★ Jasper Johns semble appartenir aujourd'hui à une catégorie d'artistes dont le succès agace et semble pour une large partie du public tout bonnement innexpliquable. Comment en effet ce peintre a-t-il pu connaitre le succès par quelques toiles représentant l'une des images les plus répandues qui soit, à savoir le drapeau américain ? Comble du paradoxe, ce sont ces toiles qui ont fait de Jasper Johns en 1973 l'artiste vivant le plus cher. Ce succès financier n'a pas aujourd'hui faibli, puisqu'en novembre 2014, un autre de ses célèbres "Flags" s'est vendu chez Sotheby's pour 36 millions de dollars!
★ Avec pour clients des personnages comme Kenneth Griffin, le gérant d'un des plus gros hedge-fund Américain basé à Chicago, il serait tentant dy voir une honteuse opération financière, totalement étrangère à l'art et ne visant qu'à rentabiliser un investissement à court-terme. A vrai dire, acheter un Jasper Johns pour le revendre ensuite ne serait pas plus anodin qu'acheter en bourse des actions Apple ou IBM, d'autant que ces sociétés, à l'image d'un grand artiste, font tout autant rêver les "investisseurs".
★ Il n'est pas inutile ici de rappeler quelques éléments de contexte. En effet, derrière cette apparente simplicité, Jasper Johns se situe dans la continuité d'artistes comme Duchamp ou Andy Warhol qui au cours de leur carrière ont redéfini ce qui pouvait être désigné comme oeuvre d'art: pensons par exemple au boites de soupe Campbell ou à la bouteille de Coca-Cola. L'art étant souvent le reflet de la société dans laquelle il est produit, le contexte de consommation de masse, la guerre froide et le patriotisme sont autant d'éléments ayant pu favoriser les choix esthétiques de Jasper Johns. De plus, dans le contexte artistique des années 50-60, les "Flags" de Jasper Johns sont perçus (et sont sans doute délibérémment réalisés dans ce but) comme une attaque contre le mouvement d'Expressionisme Abstrait alors prédominant sur la scène New-Yorkaise. S'attaquant à Pollock, Rothko, Kline ou Barnett Newman, Warhol et Johns leur repprochent leur intellectualisme. La réponse se fera alors par un retour à la figuration et à des sujets plus conventionnels.
★ Dès lors, que peut-on trouver dans ces oeuvres qui, seulement décrites dans les journaux ne manquent pas de susciter l'incompréhension ? Ajoutons à cela la difficulté pour un public non-Américain d'être sensible à la dimension particulirement sacrée que revêt "the star-spangled banner". Cette dimension patriotique est alors très présente, la guere de Corée venant de se terminer et le MacCarthysme venant tout juste de commencer .

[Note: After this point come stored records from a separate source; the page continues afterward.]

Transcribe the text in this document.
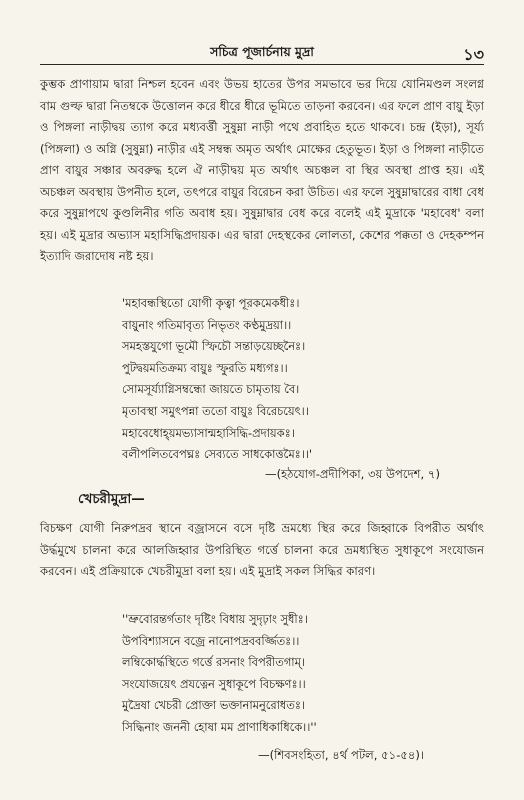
সচিত্র পূজার্চনায় মুদ্রা	১৩

কুম্ভক প্রাণায়াম দ্বারা নিশ্চল হবেন এবং উভয় হাতের উপর সমভাবে ভর দিয়ে যোনিমণ্ডল সংলগ্ন বাম গুল্ফ দ্বারা নিতম্বকে উত্তোলন করে ধীরে ধীরে ভূমিতে তাড়না করবেন। এর ফলে প্রাণ বায়ু ইড়া ও পিঙ্গলা নাড়ীদ্বয় ত্যাগ করে মধ্যবর্ত্তী সুষুম্না নাড়ী পথে প্রবাহিত হতে থাকবে। চন্দ্র (ইড়া), সূর্য্য (পিঙ্গলা) ও অগ্নি (সুষুম্না) নাড়ীর এই সম্বন্ধ অমৃত অর্থাৎ মোক্ষের হেতুভূত। ইড়া ও পিঙ্গলা নাড়ীতে প্রাণ বায়ুর সঞ্চার অবরুদ্ধ হলে ঐ নাড়ীদ্বয় মৃত অর্থাৎ অচঞ্চল বা স্থির অবস্থা প্রাপ্ত হয়। এই অচঞ্চল অবস্থায় উপনীত হলে, তৎপরে বায়ুর বিরেচন করা উচিত। এর ফলে সুষুম্নাদ্বারের বাধা বেধ করে সুষুম্নাপথে কুণ্ডলিনীর গতি অবাধ হয়। সুষুম্নাদ্বার বেধ করে বলেই এই মুদ্রাকে 'মহাবেধ' বলা হয়। এই মুদ্রার অভ্যাস মহাসিদ্ধিপ্রদায়ক। এর দ্বারা দেহস্থকের লোলতা, কেশের পক্কতা ও দেহকম্পন ইত্যাদি জরাদোষ নষ্ট হয়।

'মহাবন্ধস্থিতো যোগী কৃত্বা পূরকমেকধীঃ।
বায়ুনাং গতিমাবৃত্য নিভৃতং কণ্ঠমুদ্রয়া।।
সমহস্তযুগো ভূমৌ স্ফিচৌ সন্তাড়য়েচ্ছনৈঃ।
পুটদ্বয়মতিক্রম্য বায়ুঃ স্ফুরতি মধ্যগঃ।।
সোমসূর্য্যাগ্নিসম্বন্ধো জায়তে চামৃতায় বৈ।
মৃতাবস্থা সমুৎপন্না ততো বায়ুঃ বিরেচয়েৎ।।
মহাবেধোহ্য়মভ্যাসান্মহাসিদ্ধি-প্রদায়কঃ।
বলীপলিতবেপঘ্নঃ সেব্যতে সাধকোত্তমৈঃ।।'
—(হঠযোগ-প্রদীপিকা, ৩য় উপদেশ, ৭)
খেচরীমুদ্রা—

বিচক্ষণ যোগী নিরুপদ্রব স্থানে বজ্রাসনে বসে দৃষ্টি ভ্রমধ্যে স্থির করে জিহ্বাকে বিপরীত অর্থাৎ উর্দ্ধমুখে চালনা করে আলজিহ্বার উপরিস্থিত গর্ত্তে চালনা করে ভ্রমধ্যস্থিত সুধাকূপে সংযোজন করবেন। এই প্রক্রিয়াকে খেচরীমুদ্রা বলা হয়। এই মুদ্রাই সকল সিদ্ধির কারণ।

''ভ্রুবোরন্তর্গতাং দৃষ্টিং বিধায় সুদৃঢ়াং সুধীঃ।
উপবিশ্যাসনে বজ্রে নানোপদ্রববর্জ্জিতঃ।।
লম্বিকোর্দ্ধস্থিতে গর্ত্তে রসনাং বিপরীতগাম্।
সংযোজয়েৎ প্রযত্নেন সুধাকূপে বিচক্ষণঃ।।
মুদ্রৈষা খেচরী প্রোক্তা ভক্তানামনুরোধতঃ।
সিদ্ধিনাং জননী হোষা মম প্রাণাধিকাধিকে।।''
—(শিবসংহিতা, ৪র্থ পটল, ৫১-৫৪)।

★ Il convient par ailleurs de souligner que Jasper Johns se distingue du mouvment Pop Art au sens où ses toiles ne sont ni destinées à être rerpoduites en masse ou à se ressembler l'une par rapport à l'autre (pensons ici au séries de portraits d'Andy Warhol). Cela est particulièrement visible dans le cas du "White Flag": le recours d'une peinture à l'encaustique, dont la composition à base de cire assure un séchage quasi-instanté lui permet de figer le geste de l'artiste, préservant au mieux le caractère unique de l'oeuvre. Composée de trois panneaux (un pour les étoiles et deux pour les bandes) joints ensembles, Jasper Johns ajoute à sa préparation des articles de journaux, complexifiant encore la surface en deux dimensions du tableau. Enfin, et cela est nettement plus visible sur d'autre "Flags", le nombre d'étoiles (Hawaï et l'Alaska n'ont pas encore le statut d'Etat en 1955) ou le choix des couleurs (chaque étoile est différente l'une de l'autre) retracent aussi l'histoire et le diversité de son pays.
★ Cette toile va donc bien au-delà d'une simple image reproductible, aussi bien du point de vue du sens que de la maîtrise technique. Elle incite alors le spectateur, notamment Américain, à s'interroger sur l'histoire et la manière dont elle peut être représentée.